I cannot emphasize this enough: Although the Gazan people have suffered horribly and heartbreakingly in the war, it is in their interest for Hamas to be removed, if security is in any way what they seek. The group runs a theocratic police state and provokes wars with the far stronger Israel every few years. It bans beer and slots their children to martyrdom and nothing else. They were never elected to run a government either, contrary to the muddled understanding of some journalists.

I am confident that the majority of Gazans I know would be glad to be rid of Hamas (which is not the same as loving Israel – they just don’t want their homes destroyed and lives endangered with regularity). Those among them who want a two-state solution in which Israel makes way for a Palestinian state on part of the Holy Land may also recall that Hamas opposes this outcome and has being carrying out terrorist attacks since the 1990s precisely to scuttle it. Hamas and its jihadi fellow travelers prefer a war to the finish with Israel, and the West, and Muslim infidels as well.

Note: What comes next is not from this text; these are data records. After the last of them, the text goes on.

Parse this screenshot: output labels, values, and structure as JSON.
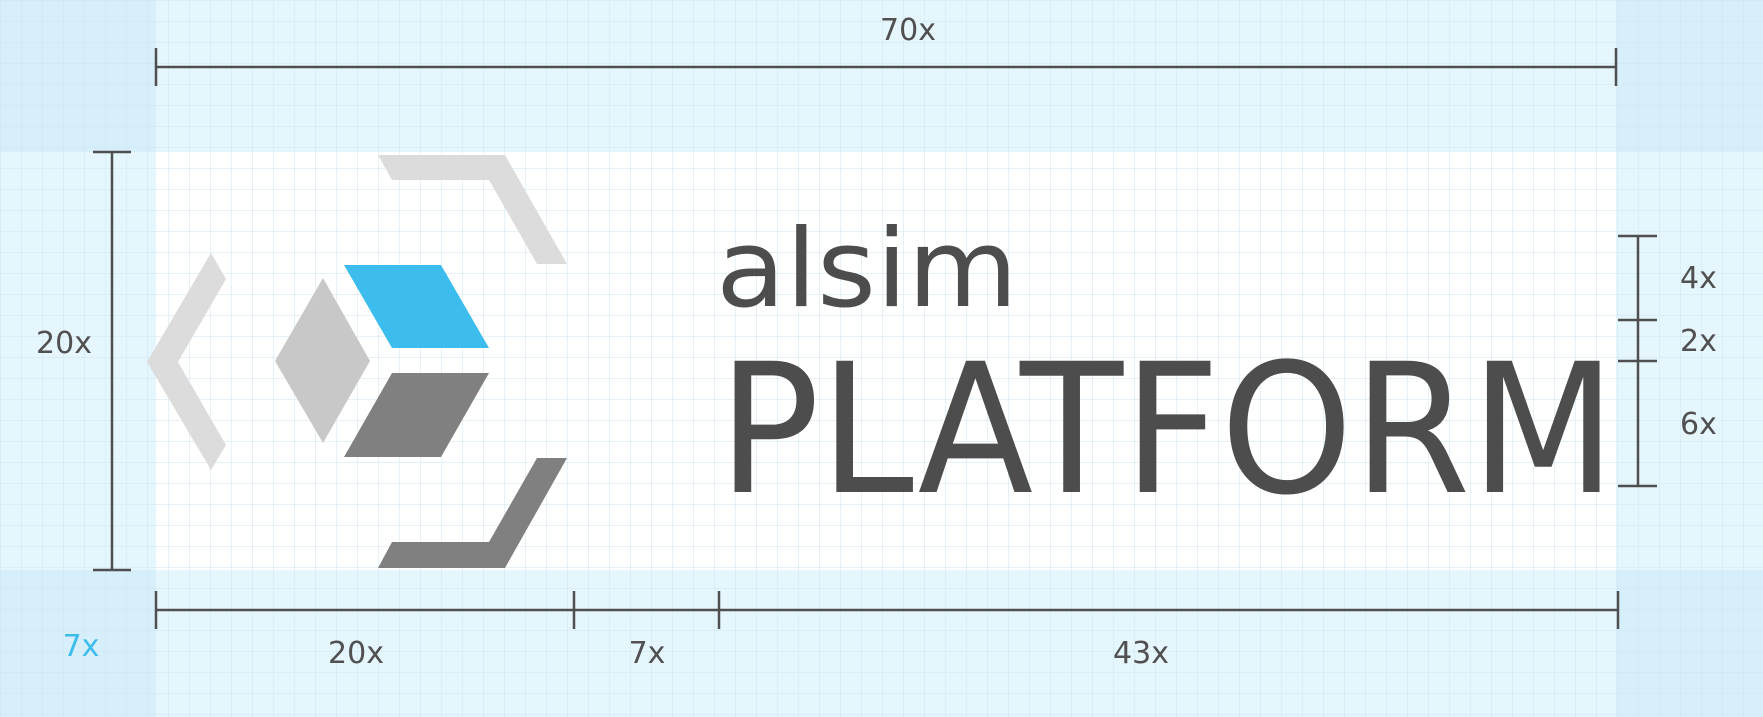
{
  "colors": {
    "margin_band": "#e6f6fd",
    "margin_corner": "#d6effb",
    "grid_line": "#cfe6f2",
    "grid_line_white": "#e2e9ee",
    "dimension_line": "#4f4f4f",
    "dimension_text": "#505050",
    "accent": "#3cbded",
    "shape_light": "#dcdcdc",
    "shape_mid": "#c8c8c8",
    "shape_dark": "#808080",
    "wordmark": "#4d4d4d"
  },
  "icons": {
    "left_chevron": "left-chevron-icon",
    "cube": "isometric-cube-icon",
    "top_bracket": "top-bracket-icon",
    "bottom_bracket": "bottom-bracket-icon"
  },
  "logo": {
    "word_small": "alsim",
    "word_large": "PLATFORM"
  },
  "dimensions": {
    "top_total": "70x",
    "left_height": "20x",
    "margin": "7x",
    "bottom_icon": "20x",
    "bottom_gap": "7x",
    "bottom_text": "43x",
    "right_upper": "4x",
    "right_middle": "2x",
    "right_lower": "6x"
  }
}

There is little doubt that the Sunni Arab regimes of the region understand all this and would love to see the end of Hamas, a branch of the Muslim Brotherhood which is the enemy of them all. The leaders of Egypt, Jordan, Saudi Arabia, the various emirates, Morocco and other countries would be swiftly strung up if Hamas got its way.

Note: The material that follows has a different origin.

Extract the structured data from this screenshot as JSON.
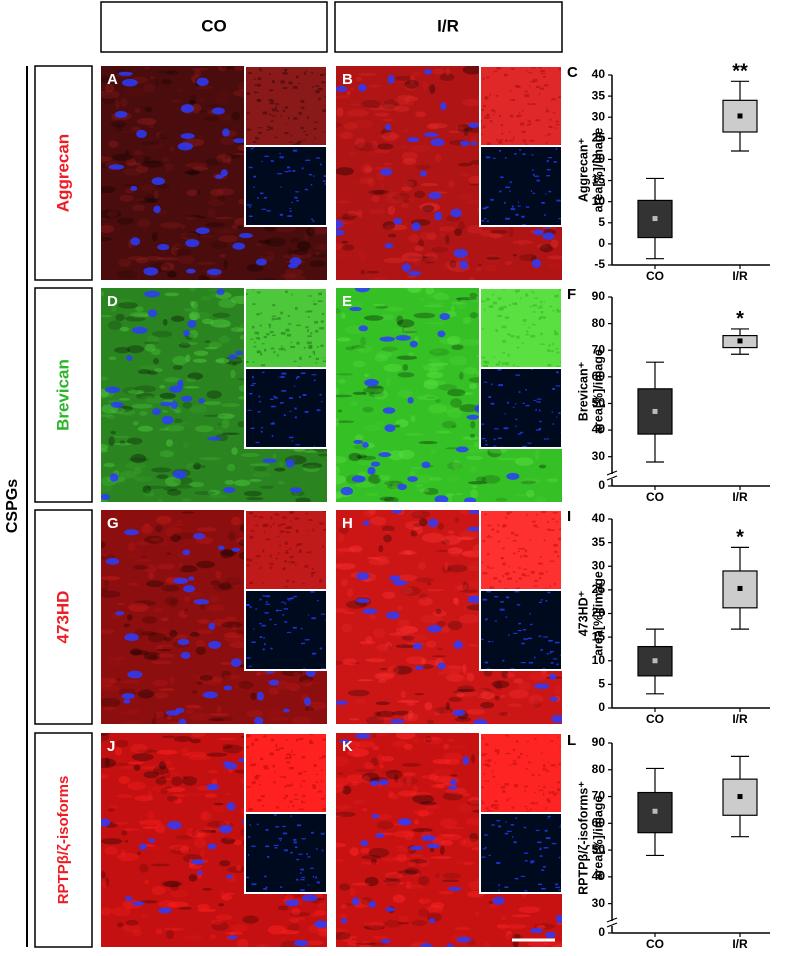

That may even apply at this point to Qatar, which is a sort-of patron of Hamas. The peninsular Gulf state is friendly to the Brotherhood and to the troublemaking ayatollahs of Iran, hosts certain exiled leaders of Hamas, plays the intermediary and has happily funneled monies to the group in the past. But its leaders might not necessarily want their brand forever attached to the rejectionist disaster that Hamas represents. Rather they fought to host the World Cup, aim to influence with Al Jazeera, invest billions in Western universities, and want a seat at the table of civilized nations. Qatar’s typical official sounds more like Davos Man than a martyr to jihad.

So why are the Arab nations ignoring the third scenario in Gaza – which is the only one that makes sense? Why are they not making it completely clear to Hamas that its time is up and it must lay down arms? Why do they not threaten to ensure that the group will receive no more funding from any source that they control if it does not?

If that were the direction of things, Israel – even under the difficult, desperate, and ever-scheming Netanyahu – would probably agree to help unblock the current blockage by agreeing to hand over civilian control of the strip, in one form or another, once it is demilitarized, to a reformed and reinvigorated Palestinian Authority. Make no mistake – Israel opinion will positively howl for it.

Israel would probably also agree to allow the Hamas leadership to leave the strip alive, if a country can be found to accept them. This would be an excellent opportunity for Iran to make itself useful to anyone for the first time in decades.

I understand that the Arab leaders don’t want to hitch their wagon to Netanyahu, who is increasingly toxic even in Israel. And I understand Hamas may still disagree. But there is value to creating pressure. It would impact both Netanyahu and Hamas, who are in a bizarre way the strangest of bedfellows, united in opposition to peace.

Mainly, though, the issue is philosophical. If you think there’s no way Hamas would agree to surrender, consider what that actually says. Its leaders are fanatical but quite possibly not oblivious, and they know they have given Israel no choice; they know Israel is willing to risk mass killing of more Gazans. They cannot prevail militarily. Even the Nazis surrendered. Why hold out at all cost? What is to be gained? How indifferent would you have to be to the suffering of your own people? How evil??

I have an answer. You’d have to be exactly as evil as your supporters on US campuses are stupid. Everyone else, from every corner of the planet, should put aside prognostications and use every conceivable lever to compel a Hamas surrender. Anything else is madness.